FireBeyond · on July 9, 2024

That would be license infringement, not copyright infringement.

immibis · on July 10, 2024

Copyright infringement is emitting the code. The license gives you permission to emit the code, under certain conditions. If you don't meet the conditions, it's still copyright infringement like before.

FireBeyond · on July 10, 2024

No.

Copyright infringement could be emitting the code in a manner that exceeds fair use.

The license gives you permission to utilize the code in a certain way. If Copilot gives you GPLed code that you then put into your closed source project, you have infringed the license, not Copilot.

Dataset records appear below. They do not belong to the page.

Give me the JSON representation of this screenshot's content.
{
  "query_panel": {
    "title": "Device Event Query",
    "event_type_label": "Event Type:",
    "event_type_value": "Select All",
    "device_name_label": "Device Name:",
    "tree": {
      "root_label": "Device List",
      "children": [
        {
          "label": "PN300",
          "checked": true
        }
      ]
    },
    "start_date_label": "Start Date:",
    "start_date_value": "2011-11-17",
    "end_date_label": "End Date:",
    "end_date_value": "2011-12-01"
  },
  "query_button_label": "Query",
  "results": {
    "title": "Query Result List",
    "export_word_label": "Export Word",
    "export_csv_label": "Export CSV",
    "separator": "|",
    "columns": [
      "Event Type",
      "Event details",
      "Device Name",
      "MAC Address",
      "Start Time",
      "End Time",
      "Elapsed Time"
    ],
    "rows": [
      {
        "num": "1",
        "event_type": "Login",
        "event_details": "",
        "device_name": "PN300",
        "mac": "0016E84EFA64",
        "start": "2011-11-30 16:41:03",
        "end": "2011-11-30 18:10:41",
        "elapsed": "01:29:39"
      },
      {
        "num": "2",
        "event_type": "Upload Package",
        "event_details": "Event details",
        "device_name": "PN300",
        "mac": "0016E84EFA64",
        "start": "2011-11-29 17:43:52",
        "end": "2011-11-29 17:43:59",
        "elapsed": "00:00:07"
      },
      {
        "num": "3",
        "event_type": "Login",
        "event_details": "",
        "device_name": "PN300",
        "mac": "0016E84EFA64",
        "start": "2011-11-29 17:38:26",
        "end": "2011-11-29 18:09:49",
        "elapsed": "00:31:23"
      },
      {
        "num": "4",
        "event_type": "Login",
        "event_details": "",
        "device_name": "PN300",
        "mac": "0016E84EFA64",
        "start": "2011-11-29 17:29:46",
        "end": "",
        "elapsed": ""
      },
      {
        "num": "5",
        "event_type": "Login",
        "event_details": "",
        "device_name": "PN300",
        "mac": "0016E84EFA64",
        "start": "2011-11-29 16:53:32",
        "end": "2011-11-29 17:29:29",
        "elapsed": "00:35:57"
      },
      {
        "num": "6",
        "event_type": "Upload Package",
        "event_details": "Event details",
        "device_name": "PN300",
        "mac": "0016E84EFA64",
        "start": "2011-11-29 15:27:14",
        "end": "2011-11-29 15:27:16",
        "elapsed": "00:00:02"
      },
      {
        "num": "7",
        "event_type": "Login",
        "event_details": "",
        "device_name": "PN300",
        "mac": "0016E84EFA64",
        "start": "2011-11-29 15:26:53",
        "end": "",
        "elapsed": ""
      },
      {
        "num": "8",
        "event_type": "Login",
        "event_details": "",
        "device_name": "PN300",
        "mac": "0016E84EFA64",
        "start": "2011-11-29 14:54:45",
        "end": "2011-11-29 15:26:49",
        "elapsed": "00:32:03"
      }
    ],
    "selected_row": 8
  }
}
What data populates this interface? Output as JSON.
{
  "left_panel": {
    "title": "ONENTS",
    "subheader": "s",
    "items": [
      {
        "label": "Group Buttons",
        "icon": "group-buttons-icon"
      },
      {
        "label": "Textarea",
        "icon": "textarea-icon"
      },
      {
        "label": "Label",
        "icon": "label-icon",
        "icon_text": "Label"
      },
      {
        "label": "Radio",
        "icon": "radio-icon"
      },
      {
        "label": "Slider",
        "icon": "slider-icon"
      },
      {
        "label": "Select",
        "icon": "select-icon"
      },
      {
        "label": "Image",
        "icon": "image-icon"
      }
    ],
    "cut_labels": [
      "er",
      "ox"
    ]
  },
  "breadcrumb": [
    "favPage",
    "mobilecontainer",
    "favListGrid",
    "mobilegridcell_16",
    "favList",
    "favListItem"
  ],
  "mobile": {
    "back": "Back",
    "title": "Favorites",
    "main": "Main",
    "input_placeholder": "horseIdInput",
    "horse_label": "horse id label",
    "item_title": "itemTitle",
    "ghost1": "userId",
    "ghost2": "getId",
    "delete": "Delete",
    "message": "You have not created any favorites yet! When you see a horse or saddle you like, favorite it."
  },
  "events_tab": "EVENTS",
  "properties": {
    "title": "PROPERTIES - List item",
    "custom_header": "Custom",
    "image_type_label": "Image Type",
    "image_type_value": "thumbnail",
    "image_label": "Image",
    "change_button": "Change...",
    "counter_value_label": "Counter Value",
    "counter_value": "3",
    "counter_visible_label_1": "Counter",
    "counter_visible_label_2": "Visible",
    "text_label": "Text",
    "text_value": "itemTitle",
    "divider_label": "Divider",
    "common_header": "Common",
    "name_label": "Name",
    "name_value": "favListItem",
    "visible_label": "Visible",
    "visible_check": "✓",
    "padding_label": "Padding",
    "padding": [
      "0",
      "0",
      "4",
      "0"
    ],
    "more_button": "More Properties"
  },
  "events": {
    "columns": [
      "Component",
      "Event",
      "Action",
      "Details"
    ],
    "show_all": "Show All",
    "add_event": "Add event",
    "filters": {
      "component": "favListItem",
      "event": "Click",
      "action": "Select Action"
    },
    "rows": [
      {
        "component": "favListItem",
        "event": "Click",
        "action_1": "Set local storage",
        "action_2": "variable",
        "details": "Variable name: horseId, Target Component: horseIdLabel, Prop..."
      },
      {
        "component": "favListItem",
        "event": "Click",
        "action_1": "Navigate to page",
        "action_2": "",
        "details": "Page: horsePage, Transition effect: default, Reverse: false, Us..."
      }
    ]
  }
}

> If you don't meet the conditions, it's still copyright infringement like before.

Licensing and copyright are two separate things. Neither has anything to do with the other. You can be in compliance with copyright, but out of license compliance, you can be the reverse. But nothing about copyright infringement here is tied to licensing.

To be clear: I am a person who trashed his Reddit account when they said they were going to license that text for training (trashed in the sense of "ran a script that scrubbed each of my comments first with nonsense edits, then deleted them"). I am a photographer who has significant concerns with training other models on people's creative output. I have similar concerns about Copilot.

But confusing licensing and copyright here only muddies waters.

account42 · on July 11, 2024

Without adhering to the conditions of the GPL you have no license to redistribute the code and are therefore infringing the copyright of the author.

FireBeyond · on July 11, 2024

Apparently, the court disagrees with you, and doesn't find "emitting" the code a copyright infringement.

It'd be a long bow to draw to say that what is akin to a search result of a snippet of code is "redistributing a software package".